Cette note, si émouvante
Fin du récit de la vie de Ligeti dans le livre de Karol Beffa sur le compositeur. Toutes dernières lignes : « Cloué sur son lit de souffrance [Ligeti souffre d’une maladie neurologique, non nommée], tour à tour exaspéré ou abattu par l’aggravation inexorable de sa maladie, il s’enfonce progressivement dans le silence et s’isole dans une absence au monde environnant, jusqu’à ses derniers soupirs que son fils Lukas, à ses côtés avec Vera, comparera à l’essoufflement graduel qui clôt son emblématique Poème symphonique pour cent métronomes.
→ j’ai toujours pensé, entendant la fin de ce Poème symphonique, que personnellement je trouve fort et émouvant… à une scène bien plus triviale, celle du lapin Duracell qui continue à taper sur son petit tambour alors que les autres se sont arrêtés. Peut-être que le concepteur de la publicité connaissait le Poème symphonique de Ligeti ? !!!
Sur la langue
Une page profondément troublante d’Hélène Cixous qui suscite deux associations. La première avec ce que je sais, qui est partiel et superficiel, sur le rapport de Paul Celan à la langue allemande, après la guerre. La seconde avec ma lecture plus consistante des écrits de Victor Klemperer, une partie de ses Tagebücher (Journaux) et LTI, la Langue du Troisième Reich. Je recopie entièrement cette page d’Hélène Cixous : « le candidat à la mort Jonas Andreas a été déclaré successivement Goethestraße 37, Gutenbergstraße 5 ; Nikolaiort 2, Friedrichstraße 25, Großestraße 44 (…)
- Déclaré, qu’est-ce que ça veut dire ? dis-je.
- Ça veut dire quelque chose d’effrayant comme une maladie de langue, une peste qui s’est répandue dans la ville, les mots qui naguère étaient familiers et inoffensifs, ont gonflé comme des bubons, ils ont cessé de ruminer, il leur est venu des dents courbées comme des griffes, ils se sont tournés contre leurs usagers comme des chiens pris de rage s’attaquent à leurs maîtres, ils ont couru les rues en grondant, surtout les mots en -ung, ces mots que l’on avait connus avant comme des citoyens actifs, méritants, ils ont répandu leurs grognements épouvantables, on ne les reconnaissait plus, dès qu’on les entendait -ung -ung -ung on était pris d’une angoisse de mort, on savait qu’ils allaient déchaîner dans la langue inoculée qu’ils avaient scorpionnée des commandements totalement incompréhensibles, mais dont l’indication était toujours la même quelle que soit la prescription et c’était : judéoextirpation
-dung -tung (prononcer oung, guttural, comme ang. dans angoisse, ungoisse, oungoisse), bung, -rung.
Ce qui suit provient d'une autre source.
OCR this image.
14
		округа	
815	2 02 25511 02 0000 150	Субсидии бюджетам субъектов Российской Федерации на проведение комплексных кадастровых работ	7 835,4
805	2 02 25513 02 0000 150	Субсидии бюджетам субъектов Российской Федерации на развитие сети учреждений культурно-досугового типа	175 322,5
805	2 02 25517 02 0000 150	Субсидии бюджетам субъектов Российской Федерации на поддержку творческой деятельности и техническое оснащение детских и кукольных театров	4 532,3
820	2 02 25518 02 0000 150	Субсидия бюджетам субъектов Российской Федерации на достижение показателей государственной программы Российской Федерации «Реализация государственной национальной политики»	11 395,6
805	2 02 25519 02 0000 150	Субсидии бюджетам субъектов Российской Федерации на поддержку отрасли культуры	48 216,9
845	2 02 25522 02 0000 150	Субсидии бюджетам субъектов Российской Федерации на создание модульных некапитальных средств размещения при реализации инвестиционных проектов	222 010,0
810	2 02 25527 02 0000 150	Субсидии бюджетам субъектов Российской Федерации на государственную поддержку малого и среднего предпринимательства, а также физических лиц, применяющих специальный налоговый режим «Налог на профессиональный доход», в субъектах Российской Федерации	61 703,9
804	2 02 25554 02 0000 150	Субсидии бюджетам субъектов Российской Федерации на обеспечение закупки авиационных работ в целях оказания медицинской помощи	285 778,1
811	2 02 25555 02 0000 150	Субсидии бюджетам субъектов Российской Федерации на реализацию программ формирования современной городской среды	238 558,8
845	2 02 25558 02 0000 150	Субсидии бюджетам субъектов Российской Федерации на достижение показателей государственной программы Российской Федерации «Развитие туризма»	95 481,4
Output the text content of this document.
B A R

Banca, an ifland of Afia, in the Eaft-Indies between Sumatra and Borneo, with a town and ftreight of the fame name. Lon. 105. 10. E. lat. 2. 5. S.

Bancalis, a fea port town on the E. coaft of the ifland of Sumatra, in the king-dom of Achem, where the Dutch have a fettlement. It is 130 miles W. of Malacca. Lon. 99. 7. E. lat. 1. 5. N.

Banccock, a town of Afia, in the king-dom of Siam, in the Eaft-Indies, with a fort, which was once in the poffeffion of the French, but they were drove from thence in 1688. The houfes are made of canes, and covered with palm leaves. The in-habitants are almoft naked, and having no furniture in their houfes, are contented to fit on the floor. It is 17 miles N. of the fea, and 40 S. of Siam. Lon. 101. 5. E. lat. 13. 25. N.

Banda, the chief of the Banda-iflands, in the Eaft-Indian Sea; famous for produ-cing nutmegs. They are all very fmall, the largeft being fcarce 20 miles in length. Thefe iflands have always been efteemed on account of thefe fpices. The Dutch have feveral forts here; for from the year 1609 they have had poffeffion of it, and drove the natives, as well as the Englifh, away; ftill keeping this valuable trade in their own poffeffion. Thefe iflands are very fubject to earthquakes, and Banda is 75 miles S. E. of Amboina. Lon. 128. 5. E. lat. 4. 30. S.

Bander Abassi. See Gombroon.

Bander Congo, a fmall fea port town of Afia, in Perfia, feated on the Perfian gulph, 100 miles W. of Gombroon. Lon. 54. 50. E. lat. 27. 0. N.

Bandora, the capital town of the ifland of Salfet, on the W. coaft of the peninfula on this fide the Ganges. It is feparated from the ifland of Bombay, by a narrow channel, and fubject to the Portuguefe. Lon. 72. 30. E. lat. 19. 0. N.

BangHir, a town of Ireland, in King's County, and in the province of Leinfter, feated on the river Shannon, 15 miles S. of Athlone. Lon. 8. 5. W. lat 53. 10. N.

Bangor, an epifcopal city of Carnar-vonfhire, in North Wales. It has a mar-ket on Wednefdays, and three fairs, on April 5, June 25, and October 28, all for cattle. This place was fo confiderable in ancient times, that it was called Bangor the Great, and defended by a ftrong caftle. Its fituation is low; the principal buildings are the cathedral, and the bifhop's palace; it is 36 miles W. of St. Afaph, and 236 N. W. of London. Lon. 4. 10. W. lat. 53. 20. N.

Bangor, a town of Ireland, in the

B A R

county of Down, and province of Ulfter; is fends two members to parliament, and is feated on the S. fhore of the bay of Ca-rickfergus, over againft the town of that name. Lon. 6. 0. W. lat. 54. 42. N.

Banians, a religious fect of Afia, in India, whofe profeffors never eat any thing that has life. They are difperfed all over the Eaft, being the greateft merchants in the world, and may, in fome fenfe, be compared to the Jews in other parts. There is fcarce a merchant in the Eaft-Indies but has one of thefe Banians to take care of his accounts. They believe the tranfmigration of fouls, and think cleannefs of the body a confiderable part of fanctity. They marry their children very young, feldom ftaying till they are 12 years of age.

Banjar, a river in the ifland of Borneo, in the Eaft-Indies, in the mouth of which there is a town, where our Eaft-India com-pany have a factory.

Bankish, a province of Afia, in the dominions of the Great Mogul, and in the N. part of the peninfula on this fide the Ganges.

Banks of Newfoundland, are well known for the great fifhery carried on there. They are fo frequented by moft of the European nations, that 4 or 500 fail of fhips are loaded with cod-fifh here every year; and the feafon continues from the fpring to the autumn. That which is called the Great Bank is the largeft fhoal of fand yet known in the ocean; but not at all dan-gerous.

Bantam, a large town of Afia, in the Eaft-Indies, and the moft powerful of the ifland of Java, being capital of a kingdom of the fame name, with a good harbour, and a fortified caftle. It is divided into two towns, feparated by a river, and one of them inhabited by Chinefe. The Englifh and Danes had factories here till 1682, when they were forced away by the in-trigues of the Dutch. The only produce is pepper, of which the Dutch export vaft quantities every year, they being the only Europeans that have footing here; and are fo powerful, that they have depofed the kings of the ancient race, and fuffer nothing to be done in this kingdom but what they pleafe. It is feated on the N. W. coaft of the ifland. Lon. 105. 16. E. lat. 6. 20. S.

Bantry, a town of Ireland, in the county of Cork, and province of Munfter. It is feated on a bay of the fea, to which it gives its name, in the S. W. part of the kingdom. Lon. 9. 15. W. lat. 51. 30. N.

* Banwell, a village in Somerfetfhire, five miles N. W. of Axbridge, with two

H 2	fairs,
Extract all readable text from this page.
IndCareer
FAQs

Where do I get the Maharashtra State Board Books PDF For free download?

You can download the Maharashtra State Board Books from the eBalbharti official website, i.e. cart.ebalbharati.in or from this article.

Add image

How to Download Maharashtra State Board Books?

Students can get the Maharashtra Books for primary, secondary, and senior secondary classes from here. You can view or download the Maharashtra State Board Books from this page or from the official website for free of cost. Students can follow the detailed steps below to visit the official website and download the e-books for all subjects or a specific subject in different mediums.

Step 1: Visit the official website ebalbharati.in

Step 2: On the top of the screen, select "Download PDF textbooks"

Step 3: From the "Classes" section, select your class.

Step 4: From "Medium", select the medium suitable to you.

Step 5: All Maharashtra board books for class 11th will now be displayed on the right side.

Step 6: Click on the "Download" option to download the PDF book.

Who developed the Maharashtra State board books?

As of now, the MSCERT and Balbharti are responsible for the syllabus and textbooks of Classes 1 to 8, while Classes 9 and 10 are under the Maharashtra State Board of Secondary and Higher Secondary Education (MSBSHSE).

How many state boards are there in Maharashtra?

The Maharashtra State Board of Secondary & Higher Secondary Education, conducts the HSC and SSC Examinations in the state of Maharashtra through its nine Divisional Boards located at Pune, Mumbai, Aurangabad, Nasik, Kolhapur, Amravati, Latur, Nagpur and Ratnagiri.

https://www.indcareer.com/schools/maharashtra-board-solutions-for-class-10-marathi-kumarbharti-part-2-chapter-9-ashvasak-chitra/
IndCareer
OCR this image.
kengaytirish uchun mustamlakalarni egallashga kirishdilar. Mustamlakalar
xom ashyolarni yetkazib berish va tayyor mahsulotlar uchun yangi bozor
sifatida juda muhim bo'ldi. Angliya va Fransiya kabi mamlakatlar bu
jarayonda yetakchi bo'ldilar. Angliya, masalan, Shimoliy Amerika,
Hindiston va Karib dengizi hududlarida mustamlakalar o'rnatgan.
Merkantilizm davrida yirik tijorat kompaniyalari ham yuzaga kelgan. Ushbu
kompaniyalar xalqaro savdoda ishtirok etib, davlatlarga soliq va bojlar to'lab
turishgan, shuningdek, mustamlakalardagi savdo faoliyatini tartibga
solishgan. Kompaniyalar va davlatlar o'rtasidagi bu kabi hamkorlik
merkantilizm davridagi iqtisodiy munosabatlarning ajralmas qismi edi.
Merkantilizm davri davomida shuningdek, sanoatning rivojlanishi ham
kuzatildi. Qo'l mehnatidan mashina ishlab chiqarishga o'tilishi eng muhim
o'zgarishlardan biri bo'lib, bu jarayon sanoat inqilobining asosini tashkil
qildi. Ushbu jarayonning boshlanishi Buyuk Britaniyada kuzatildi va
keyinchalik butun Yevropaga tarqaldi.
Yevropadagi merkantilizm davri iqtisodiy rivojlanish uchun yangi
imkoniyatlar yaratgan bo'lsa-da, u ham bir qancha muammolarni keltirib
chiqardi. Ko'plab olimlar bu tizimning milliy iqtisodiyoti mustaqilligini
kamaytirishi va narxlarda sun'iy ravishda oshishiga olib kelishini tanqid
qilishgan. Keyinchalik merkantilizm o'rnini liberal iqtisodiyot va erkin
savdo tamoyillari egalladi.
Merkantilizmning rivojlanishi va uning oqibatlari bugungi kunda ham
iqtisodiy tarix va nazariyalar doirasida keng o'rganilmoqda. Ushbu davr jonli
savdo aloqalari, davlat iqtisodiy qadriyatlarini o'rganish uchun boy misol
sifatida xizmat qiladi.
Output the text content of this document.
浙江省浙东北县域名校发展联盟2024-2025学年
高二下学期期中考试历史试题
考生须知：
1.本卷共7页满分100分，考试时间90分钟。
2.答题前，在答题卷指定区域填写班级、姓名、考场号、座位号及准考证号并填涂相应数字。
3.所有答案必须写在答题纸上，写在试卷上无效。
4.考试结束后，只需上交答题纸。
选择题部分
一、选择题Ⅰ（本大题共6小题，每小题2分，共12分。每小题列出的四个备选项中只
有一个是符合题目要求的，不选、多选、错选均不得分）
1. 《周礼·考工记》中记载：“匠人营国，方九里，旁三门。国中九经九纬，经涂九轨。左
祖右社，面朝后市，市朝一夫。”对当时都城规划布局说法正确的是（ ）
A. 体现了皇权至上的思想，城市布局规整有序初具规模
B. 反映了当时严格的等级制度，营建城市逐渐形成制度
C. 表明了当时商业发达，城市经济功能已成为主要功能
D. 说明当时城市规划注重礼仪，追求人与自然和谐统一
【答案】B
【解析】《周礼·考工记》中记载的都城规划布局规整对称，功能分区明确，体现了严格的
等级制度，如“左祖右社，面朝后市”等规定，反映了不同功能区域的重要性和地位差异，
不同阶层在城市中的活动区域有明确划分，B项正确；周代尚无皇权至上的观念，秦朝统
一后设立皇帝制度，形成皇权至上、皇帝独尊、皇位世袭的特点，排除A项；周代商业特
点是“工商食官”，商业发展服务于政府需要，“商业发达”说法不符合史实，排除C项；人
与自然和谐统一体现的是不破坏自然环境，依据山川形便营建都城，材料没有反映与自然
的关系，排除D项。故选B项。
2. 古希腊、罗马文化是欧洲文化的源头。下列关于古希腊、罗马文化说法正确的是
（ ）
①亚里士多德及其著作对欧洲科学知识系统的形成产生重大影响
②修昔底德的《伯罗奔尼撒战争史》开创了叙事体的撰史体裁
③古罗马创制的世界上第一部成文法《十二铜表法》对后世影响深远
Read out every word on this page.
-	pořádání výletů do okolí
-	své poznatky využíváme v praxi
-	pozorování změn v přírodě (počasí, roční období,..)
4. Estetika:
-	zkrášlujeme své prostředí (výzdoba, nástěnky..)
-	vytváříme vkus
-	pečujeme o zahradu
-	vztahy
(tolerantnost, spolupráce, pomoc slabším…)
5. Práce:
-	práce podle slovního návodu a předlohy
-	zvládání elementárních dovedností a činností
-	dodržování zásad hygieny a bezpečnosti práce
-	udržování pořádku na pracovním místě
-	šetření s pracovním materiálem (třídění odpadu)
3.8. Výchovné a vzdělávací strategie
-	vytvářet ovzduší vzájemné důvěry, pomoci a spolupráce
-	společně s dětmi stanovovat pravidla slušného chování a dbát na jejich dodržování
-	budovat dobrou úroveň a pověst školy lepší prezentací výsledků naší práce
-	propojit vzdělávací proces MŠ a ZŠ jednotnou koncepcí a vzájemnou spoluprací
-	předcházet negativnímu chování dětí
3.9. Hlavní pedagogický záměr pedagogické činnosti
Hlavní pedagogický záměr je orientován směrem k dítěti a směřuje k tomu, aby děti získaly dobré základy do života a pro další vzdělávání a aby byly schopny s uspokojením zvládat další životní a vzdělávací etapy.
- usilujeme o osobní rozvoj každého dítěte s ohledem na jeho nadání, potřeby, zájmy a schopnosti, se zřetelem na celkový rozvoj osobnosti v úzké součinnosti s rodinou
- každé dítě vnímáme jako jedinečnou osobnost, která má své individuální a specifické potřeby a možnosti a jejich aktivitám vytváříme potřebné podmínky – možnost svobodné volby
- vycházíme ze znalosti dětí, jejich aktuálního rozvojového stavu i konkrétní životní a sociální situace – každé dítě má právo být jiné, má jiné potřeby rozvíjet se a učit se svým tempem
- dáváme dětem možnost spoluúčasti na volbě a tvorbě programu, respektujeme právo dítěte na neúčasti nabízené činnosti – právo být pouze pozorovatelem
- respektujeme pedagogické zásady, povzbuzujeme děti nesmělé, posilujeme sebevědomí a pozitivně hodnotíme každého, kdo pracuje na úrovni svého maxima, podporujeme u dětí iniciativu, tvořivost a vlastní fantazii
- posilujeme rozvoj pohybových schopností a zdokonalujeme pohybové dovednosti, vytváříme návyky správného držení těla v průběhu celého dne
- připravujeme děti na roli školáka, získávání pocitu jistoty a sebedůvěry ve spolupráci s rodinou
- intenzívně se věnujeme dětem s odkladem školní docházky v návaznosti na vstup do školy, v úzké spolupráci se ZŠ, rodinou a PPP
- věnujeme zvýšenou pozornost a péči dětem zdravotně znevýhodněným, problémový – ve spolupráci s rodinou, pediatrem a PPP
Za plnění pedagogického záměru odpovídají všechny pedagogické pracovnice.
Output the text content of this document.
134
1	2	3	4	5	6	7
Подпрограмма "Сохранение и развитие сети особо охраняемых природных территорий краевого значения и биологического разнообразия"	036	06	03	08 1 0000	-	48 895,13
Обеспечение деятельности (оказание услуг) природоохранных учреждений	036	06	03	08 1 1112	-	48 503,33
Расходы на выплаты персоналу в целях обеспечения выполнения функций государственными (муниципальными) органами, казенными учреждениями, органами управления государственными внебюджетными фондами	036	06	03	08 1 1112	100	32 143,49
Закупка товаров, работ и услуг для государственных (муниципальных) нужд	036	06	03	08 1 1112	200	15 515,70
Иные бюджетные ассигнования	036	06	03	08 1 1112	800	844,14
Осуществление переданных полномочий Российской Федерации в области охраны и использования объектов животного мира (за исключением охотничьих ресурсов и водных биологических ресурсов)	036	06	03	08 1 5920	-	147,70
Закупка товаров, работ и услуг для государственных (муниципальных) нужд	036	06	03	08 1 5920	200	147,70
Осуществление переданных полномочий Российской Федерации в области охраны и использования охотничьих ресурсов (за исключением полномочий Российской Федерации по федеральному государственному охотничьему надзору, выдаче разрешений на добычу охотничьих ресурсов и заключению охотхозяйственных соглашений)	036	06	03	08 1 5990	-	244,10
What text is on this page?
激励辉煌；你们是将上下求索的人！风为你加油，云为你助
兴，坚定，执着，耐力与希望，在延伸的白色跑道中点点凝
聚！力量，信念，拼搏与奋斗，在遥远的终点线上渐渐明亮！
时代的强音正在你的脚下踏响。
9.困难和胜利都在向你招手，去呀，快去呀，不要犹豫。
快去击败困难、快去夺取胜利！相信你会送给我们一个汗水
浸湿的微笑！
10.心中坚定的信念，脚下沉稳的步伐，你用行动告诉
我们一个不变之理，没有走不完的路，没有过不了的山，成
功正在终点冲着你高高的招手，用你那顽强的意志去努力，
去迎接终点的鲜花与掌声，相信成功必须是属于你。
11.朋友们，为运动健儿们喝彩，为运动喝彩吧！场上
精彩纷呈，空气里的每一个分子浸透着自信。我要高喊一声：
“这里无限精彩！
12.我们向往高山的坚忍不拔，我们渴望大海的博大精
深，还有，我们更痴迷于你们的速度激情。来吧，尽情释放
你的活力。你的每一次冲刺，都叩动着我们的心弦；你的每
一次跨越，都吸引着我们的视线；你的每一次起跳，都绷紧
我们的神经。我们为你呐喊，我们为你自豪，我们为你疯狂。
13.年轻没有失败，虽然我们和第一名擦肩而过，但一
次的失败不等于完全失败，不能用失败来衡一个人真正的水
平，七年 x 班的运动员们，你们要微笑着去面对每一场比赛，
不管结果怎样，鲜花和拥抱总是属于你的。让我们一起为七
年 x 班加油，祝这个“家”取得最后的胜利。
qui de nous lorsqu’on apprenait la belle langue allemande à l’école, aurait pu imaginer que cet amical et honorable suffixe -ung, dont la vocation consiste à transformer un verbe en substantif, un agent dévoué, petit génie du désir d’agir, de continuer, de poursuivre, tout ce qu’il y a de plus souhaitable, donc, deviendrait, dans les années de feu, l’auxiliaire inquiétant de toutes les inventions persécutoires. Vertreibung. Vernichtung. Entrechtung. »
(p. 69 – on peut donner la traduction de ces trois derniers mots, die Vertreibung, l’expulsion ; die Vernichtung, qui contient la racine nicht, rien, l’anéantissement ; die Entrechtung, la privation de droits).
→ il est à craindre que certains reviennent sur le devant de la scène, sous l’influence de mouvements d’extrême-droite à l’œuvre en Allemagne depuis quelque temps et plus particulièrement depuis un an, et plus particulièrement depuis quelques jours.
En rêve
Merveilleuse injonction d’Hélène Cixous à sa mère, disparue, alors qu’elle se pose des questions sur sa famille : « maman, réponds-moi en rêve » (p.71). Ce qui rappelle l’énorme importance que l’auteur attribue au rêve, dans sa vie et dans sa création. Ses livres fourmillent d’allusions à cette source essentielle pour elle.